Monsieur le Lieutenant-criminel,
Vous remontre le Procureur du Roy que les excès et les
désordres auxquels des gens malintentionnés et ennemis de
la tranquilité publique se sont abandonnés depuis quelque
tems, ont excité le zèle et la vigilance de la
Compagnie. Par deux sentences rendues au Châtelet de Paris
la Compagnie assemblée les trente aoust dernier et dix-sept du
présent mois, il a été fait deffenses à
toutes personnes de s'attrouper, comme aussi de lancer aucuns
pétards, fuzées et autres artifices sous les peines
portées auxd. sentences, et notament à peine d'être
poursuivis extraordinairement à la requête dud. Procureur
du Roy. Ces mêmes deffenses ont été
renouvellées plus solemnellement encore par la Cour suivant son
arrêt du vingt-quatre de ce mois. Cependant, Monsieur, il
paroît qu'au mépris des ordonnances et règlemens,
et notament des arrêts et sentences susdattés, il se
commet encore journellement de nouveaux désordres, que la
licence se perpétue et s'est élevée à un
degré qui nécessite d'employer des voyes [page 2] rigoureuses pour y apporter
remède et en arrêtter le cours. En effet led.

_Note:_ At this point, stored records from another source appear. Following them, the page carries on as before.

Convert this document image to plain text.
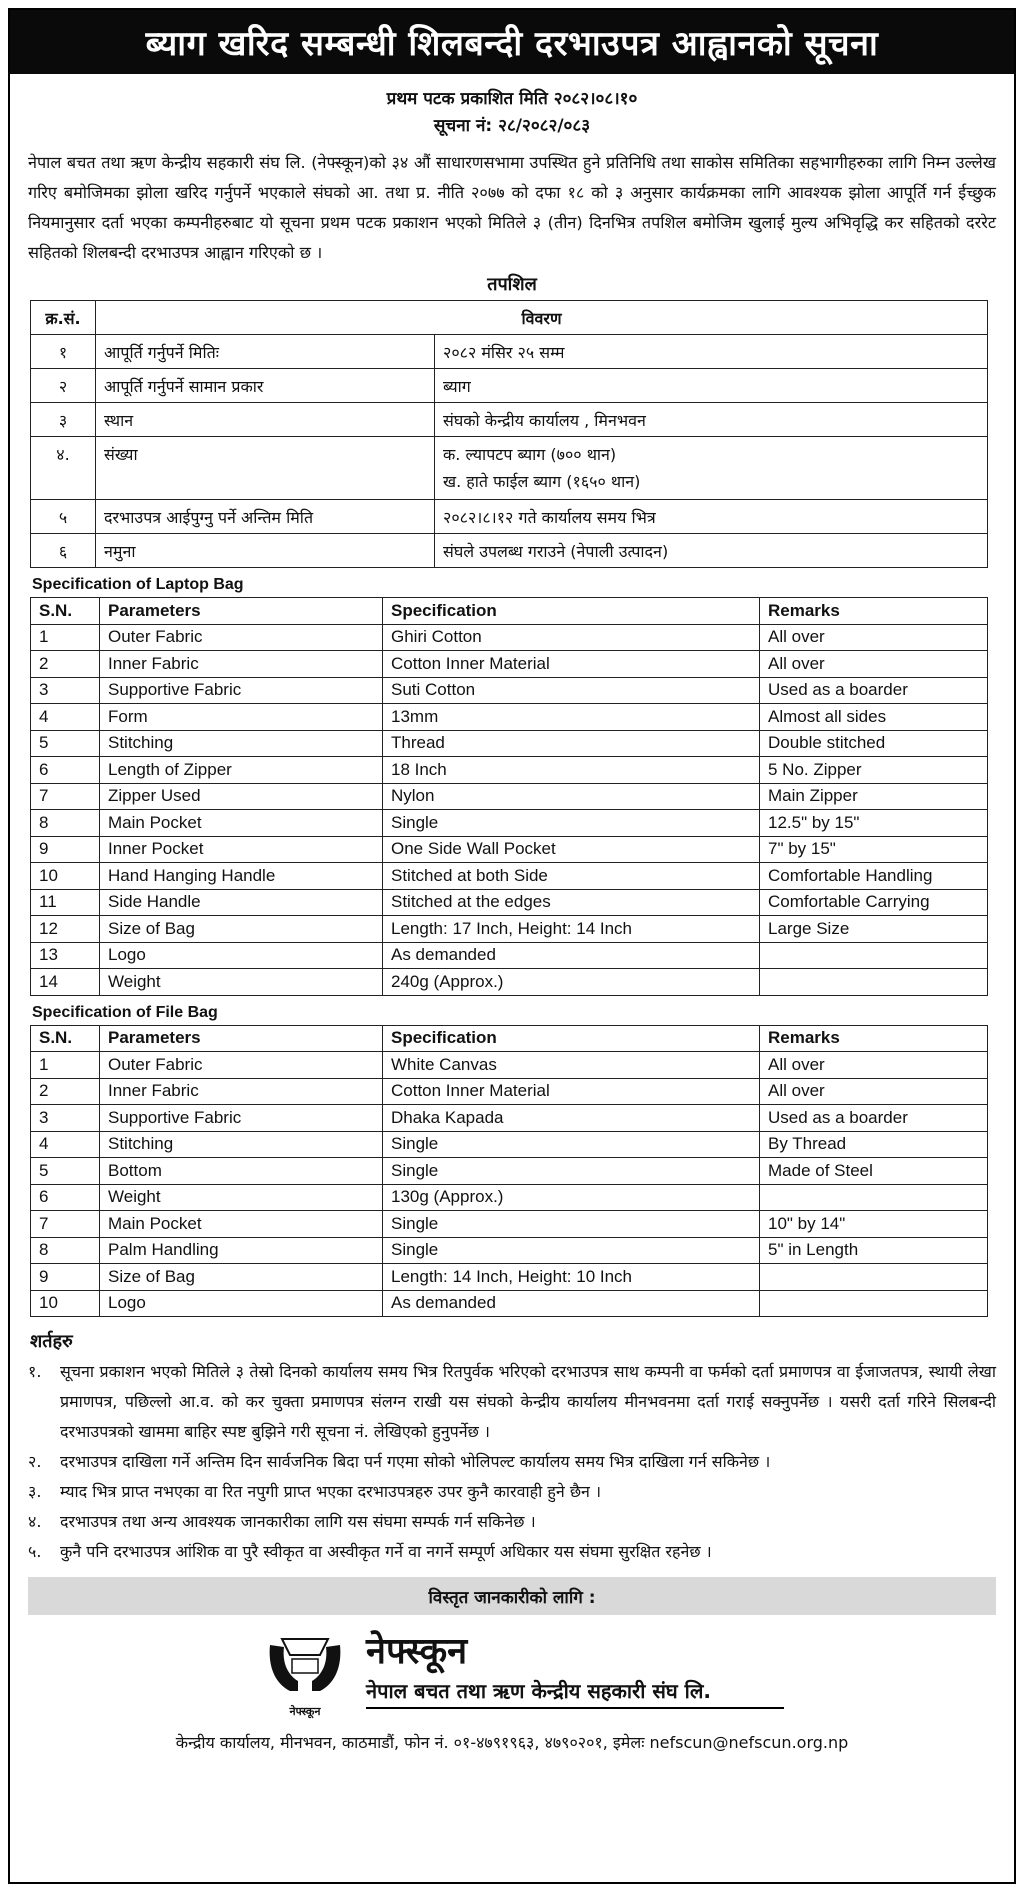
ब्याग खरिद सम्बन्धी शिलबन्दी दरभाउपत्र आह्वानको सूचना
प्रथम पटक प्रकाशित मिति २०८२।०८।१०
सूचना नं: २८/२०८२/०८३

नेपाल बचत तथा ऋण केन्द्रीय सहकारी संघ लि. (नेफ्स्कून)को ३४ औं साधारणसभामा उपस्थित हुने प्रतिनिधि तथा साकोस समितिका सहभागीहरुका लागि निम्न उल्लेख गरिए बमोजिमका झोला खरिद गर्नुपर्ने भएकाले संघको आ. तथा प्र. नीति २०७७ को दफा १८ को ३ अनुसार कार्यक्रमका लागि आवश्यक झोला आपूर्ति गर्न ईच्छुक नियमानुसार दर्ता भएका कम्पनीहरुबाट यो सूचना प्रथम पटक प्रकाशन भएको मितिले ३ (तीन) दिनभित्र तपशिल बमोजिम खुलाई मुल्य अभिवृद्धि कर सहितको दररेट सहितको शिलबन्दी दरभाउपत्र आह्वान गरिएको छ ।

तपशिल
क्र.सं.	विवरण	
१	आपूर्ति गर्नुपर्ने मितिः	२०८२ मंसिर २५ सम्म
२	आपूर्ति गर्नुपर्ने सामान प्रकार	ब्याग
३	स्थान	संघको केन्द्रीय कार्यालय , मिनभवन
४.	संख्या	क. ल्यापटप ब्याग (७०० थान)
ख. हाते फाईल ब्याग (१६५० थान)

५	दरभाउपत्र आईपुग्नु पर्ने अन्तिम मिति	२०८२।८।१२ गते कार्यालय समय भित्र
६	नमुना	संघले उपलब्ध गराउने (नेपाली उत्पादन)
Specification of Laptop Bag
S.N.	Parameters	Specification	Remarks
1	Outer Fabric	Ghiri Cotton	All over
2	Inner Fabric	Cotton Inner Material	All over
3	Supportive Fabric	Suti Cotton	Used as a boarder
4	Form	13mm	Almost all sides
5	Stitching	Thread	Double stitched
6	Length of Zipper	18 Inch	5 No. Zipper
7	Zipper Used	Nylon	Main Zipper
8	Main Pocket	Single	12.5" by 15"
9	Inner Pocket	One Side Wall Pocket	7" by 15"
10	Hand Hanging Handle	Stitched at both Side	Comfortable Handling
11	Side Handle	Stitched at the edges	Comfortable Carrying
12	Size of Bag	Length: 17 Inch, Height: 14 Inch	Large Size
13	Logo	As demanded	
14	Weight	240g (Approx.)	
Specification of File Bag
S.N.	Parameters	Specification	Remarks
1	Outer Fabric	White Canvas	All over
2	Inner Fabric	Cotton Inner Material	All over
3	Supportive Fabric	Dhaka Kapada	Used as a boarder
4	Stitching	Single	By Thread
5	Bottom	Single	Made of Steel
6	Weight	130g (Approx.)	
7	Main Pocket	Single	10" by 14"
8	Palm Handling	Single	5" in Length
9	Size of Bag	Length: 14 Inch, Height: 10 Inch	
10	Logo	As demanded	
शर्तहरु
१.	सूचना प्रकाशन भएको मितिले ३ तेस्रो दिनको कार्यालय समय भित्र रितपुर्वक भरिएको दरभाउपत्र साथ कम्पनी वा फर्मको दर्ता प्रमाणपत्र वा ईजाजतपत्र, स्थायी लेखा प्रमाणपत्र, पछिल्लो आ.व. को कर चुक्ता प्रमाणपत्र संलग्न राखी यस संघको केन्द्रीय कार्यालय मीनभवनमा दर्ता गराई सक्नुपर्नेछ । यसरी दर्ता गरिने सिलबन्दी दरभाउपत्रको खाममा बाहिर स्पष्ट बुझिने गरी सूचना नं. लेखिएको हुनुपर्नेछ ।
२.	दरभाउपत्र दाखिला गर्ने अन्तिम दिन सार्वजनिक बिदा पर्न गएमा सोको भोलिपल्ट कार्यालय समय भित्र दाखिला गर्न सकिनेछ ।
३.	म्याद भित्र प्राप्त नभएका वा रित नपुगी प्राप्त भएका दरभाउपत्रहरु उपर कुनै कारवाही हुने छैन ।
४.	दरभाउपत्र तथा अन्य आवश्यक जानकारीका लागि यस संघमा सम्पर्क गर्न सकिनेछ ।
५.	कुनै पनि दरभाउपत्र आंशिक वा पुरै स्वीकृत वा अस्वीकृत गर्ने वा नगर्ने सम्पूर्ण अधिकार यस संघमा सुरक्षित रहनेछ ।
विस्तृत जानकारीको लागि :
नेफ्स्कून
नेफ्स्कून
नेपाल बचत तथा ऋण केन्द्रीय सहकारी संघ लि.
केन्द्रीय कार्यालय, मीनभवन, काठमाडौं, फोन नं. ०१-४७९१९६३, ४७९०२०१, इमेलः nefscun@nefscun.org.np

Procureur du Roy vient d'être informé que dans le cours de
la nuit dernière des quidans attroupés, ayant à
leur tête un gagne-denier demeurant rue Tireboudin, se sont munis
d'une quantité considérable de fuzées et de
pétards qu'ils affectoient de jetter dans les voitures, à
la tête des chevaux et dans les boutiques, de sorte qu'ils
avoient risqué de mettre le feu dans la boutique d'un marchand
de poupées de la rue St-Denis. Il est encore venu à
la connoissance dud. Procureur du Roy que dans la rue St-Louis,
quartier du Palais, une fuzée jettée dans la
croizée du quatrième étage de la maison d'un
marchand jouaillier avoit mis le feu à un rideau, que
heureusement on étoit monté assez à tems dans
l'appartement pour empêcher les progrès de la flamme et
éteindre le feu, que dans la rue aux Fers trois quidans avoient
causé la plus grande inquiétude à leurs voisins
par la quantité de chandelles romaines qu'ils avoient
lancées, que dans la rue St-Honoré vis-à-vis la
rue Lenoir un marchand épicier avoit jetté sans aucunes
précautions un très grand nombre de fuzées et
pétards à fin d'attirer le public et de vendre la
provision qu'il avoit [page 3]
faite, que ce moyen lui avoit réussi mais qu'il en étoit
résulté beaucoup de trouble dans cet endroit et
d'inquiétude pour les voisins de ce marchand, que hier soir le
carosse de place numéroté 168W passant rue des Cordeliers
a été assailli par une grande quantité de
fuzées au point que les chevaux se sont emportés, que le
cocher n'en étant plus le maître est tombé de son
siège et a été grièvement blessé,
que dans le cloître Ste-Opportune un autre carosse de place
numéroté 77B a été pareillement assailli de
fuzées, qu'il a manqué de verser et de blesser beaucoup
de monde, qu'enfin un marchand de la rue St-Martin et ses
garçons se sont permis dans le cours de la nuit dernière
de mettre une chaise dans le milieu de la rue, sur laquelle ils ont
tiré beaucoup d'artifices et qu'ils ont même eu la
témérité d'en jetter sur les personnes qui
passoient.
Tous ces excès sont d'autant plus répréhensibles
que ceux qui les ont commis n'ignoroient pas les défenses
expresses de la Cour et du Châtelet, et il vous paroîtra
sans doute très important, Monsieur, pour le
rétablissement du bon ordre et le maintien de la
tranquilité publique, de sévir suivant la rigueur des
loix contre les coupables. Mais pour parvenir à [page 4] les connoître et pour
leur infliger les peines qu'ils ont encourues, led. Procureur du Roy
estime qu'il est de son devoir et de son ministère de se
pourvoir aux fins cy-après. A ces causes requiert lui
être donné acte de la plainte qu'il rend des
désordres, excès et troubles faits au repos public
mentionnés au présent réquisitoire, circonstances
et dépendances, en conséquence en être
informé par-devant tel commissaire qui sera par vous
nommé à cet effet, et cependant le cocher de place
conduisant le carosse n'té 168W être vu et visité
par les médecins et chirurgiens du Châtelet, à fin
de constater la cause et l'état de ses blessures, pour le tout,
fait et communiqué audit Procureur du Roy, être par lui
requis et par vous ordonné ce qu'il appartiendra, et vous ferez
justice.
[Signed:]
De Flandre de Brunville.
27 7'bre 1788.
[Inversed:] Acte de la
plainte, permis d'informer par-devant le comm're Ferrand, et au surplus
soit fait ainsi qu'il est requis. Fait ce 29 7'bre 1788.
[Signed:]
Bachois.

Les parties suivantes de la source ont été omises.